Views from Russia on the Gaza Strip

It wasn’t Israel’s attack on the naval convoy destined for the Gaza strip that shocked and surprised Russian pundits, who were mostly sympathetic to Israel in its reaction to not let the flotilla pass at all costs, even to the point of violence. On the contrary, they were surprised by the naivete of the Western media observers in the face of an overtly pro-Palestinian political operation in which Israel's reputation was further harmed.
The Middle East Loop

Fedor Lukyanov
The Moscow Times


Unquestionably, sympathy for the people of Gaza was not the only motive of the organizers of the Freedom Flotilla. Deliberate violation of the naval blockade was a political act that had nothing in common with a humanitarian mission. An impartial investigation could establish how many of those on board were human rights activists and how many were there to stage a political provocation. However, an investigation is unlikely to take place, because neither the Israeli nor the pro-Palestinian side is interested in it.

The question, however, is not one of apportioning blame, but of who stands to lose in the longer term. The odds are this will be Israel.

The outlook is bleak. Sensing waning international support, Israel will likely take a more radical, self-reliant stand in order to survive and will thus bring grist to the mill of the more conservative opponents of President Obama in the United States. Meanwhile, the Arab side will no doubt increase pressure on Israel out of overt or covert sympathy for the Palestinians.



The battle at sea

Vladimir Beider
Kommersant Ogonyok


In reality, there were no options. Just as Israel could not stop the Flotilla, it cannot lift the blockade of Gaza, which was the purpose of the whole exercise.

What next? The scenario is not really new. The first wave of international condemnation of Israel’s actions will be followed by a second round. The U.N. Human Rights Committee is calling for a commission to investigate “Israel’s aggressive actions against a peaceful humanitarian convoy.” The situation for the Jewish state has a massive element of déjà vu.

Five years ago, after Israel’s total withdrawal from the Gaza Strip, Hamas set up training camps for militants and rocket launchers in place of the dismantled Jewish settlements and started shelling Israeli communities. Israel responded by launching Operation Cast Lead.

Hamas followed the favorite terrorist principle of delivering attacks using civilians as human shields. Rights activists accused Israel of deliberately killing civilians and destroying civilian facilities, so the U.N. Human Rights Committee set up a commission to investigate these “atrocities.”

In the Peace Flotilla incident, militants also used peacekeepers as a cover to provoke a military clash. Now there is a new commission looking into Israeli crimes. Its findings are easy to predict.

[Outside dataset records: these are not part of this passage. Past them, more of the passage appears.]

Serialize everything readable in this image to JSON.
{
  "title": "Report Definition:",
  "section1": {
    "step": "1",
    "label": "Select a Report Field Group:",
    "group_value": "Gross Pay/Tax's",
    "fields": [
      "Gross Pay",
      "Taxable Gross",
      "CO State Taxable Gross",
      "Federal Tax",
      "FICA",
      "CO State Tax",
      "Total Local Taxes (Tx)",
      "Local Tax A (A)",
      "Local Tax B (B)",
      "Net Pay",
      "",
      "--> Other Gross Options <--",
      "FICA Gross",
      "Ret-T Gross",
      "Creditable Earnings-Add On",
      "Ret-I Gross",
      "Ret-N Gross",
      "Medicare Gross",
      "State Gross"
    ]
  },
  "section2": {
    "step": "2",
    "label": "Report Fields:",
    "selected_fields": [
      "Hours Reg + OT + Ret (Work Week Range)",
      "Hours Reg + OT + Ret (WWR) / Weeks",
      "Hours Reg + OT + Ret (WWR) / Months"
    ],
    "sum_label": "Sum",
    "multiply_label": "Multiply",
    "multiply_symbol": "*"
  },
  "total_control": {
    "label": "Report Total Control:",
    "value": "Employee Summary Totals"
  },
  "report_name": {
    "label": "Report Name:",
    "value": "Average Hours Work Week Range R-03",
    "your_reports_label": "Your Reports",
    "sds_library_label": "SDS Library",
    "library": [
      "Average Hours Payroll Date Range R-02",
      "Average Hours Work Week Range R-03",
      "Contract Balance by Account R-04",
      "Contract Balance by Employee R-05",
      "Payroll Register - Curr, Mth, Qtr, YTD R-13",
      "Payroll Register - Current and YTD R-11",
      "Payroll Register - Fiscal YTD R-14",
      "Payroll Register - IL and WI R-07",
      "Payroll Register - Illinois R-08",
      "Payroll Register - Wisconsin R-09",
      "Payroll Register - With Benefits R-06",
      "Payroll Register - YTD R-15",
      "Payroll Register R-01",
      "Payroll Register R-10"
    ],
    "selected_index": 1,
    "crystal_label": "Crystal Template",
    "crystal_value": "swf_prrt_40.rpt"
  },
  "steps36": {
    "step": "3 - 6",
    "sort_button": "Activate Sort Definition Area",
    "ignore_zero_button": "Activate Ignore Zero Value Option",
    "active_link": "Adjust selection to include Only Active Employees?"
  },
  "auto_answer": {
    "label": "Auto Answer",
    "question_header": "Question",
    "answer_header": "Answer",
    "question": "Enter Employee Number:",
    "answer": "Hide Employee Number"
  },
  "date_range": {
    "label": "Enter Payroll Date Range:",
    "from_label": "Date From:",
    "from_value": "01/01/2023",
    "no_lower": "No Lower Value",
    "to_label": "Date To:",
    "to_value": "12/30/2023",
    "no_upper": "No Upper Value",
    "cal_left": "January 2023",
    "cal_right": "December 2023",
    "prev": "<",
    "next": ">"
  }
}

Would my flotilla be shot?

Julia Latynina
The Moscow times


The goal of the activists was not to deliver aid to the people of Gaza but to rack up dead bodies. From the standpoint of the organizers, the ideal ending would have been if the Israeli navy had sunk the entire flotilla.

There is a very good reason why Israel is blockading Gaza. The territory is governed by Hamas, which has the professed goal of destroying Israel and is recognized by some Western governments as a terrorist organization.

In a world where terrorists destroy the World Trade Center and bomb the London metro—and where Hamas is dead-set on destroying Israel—it is amazing how many gullible people can be found who are ready to defend anyone.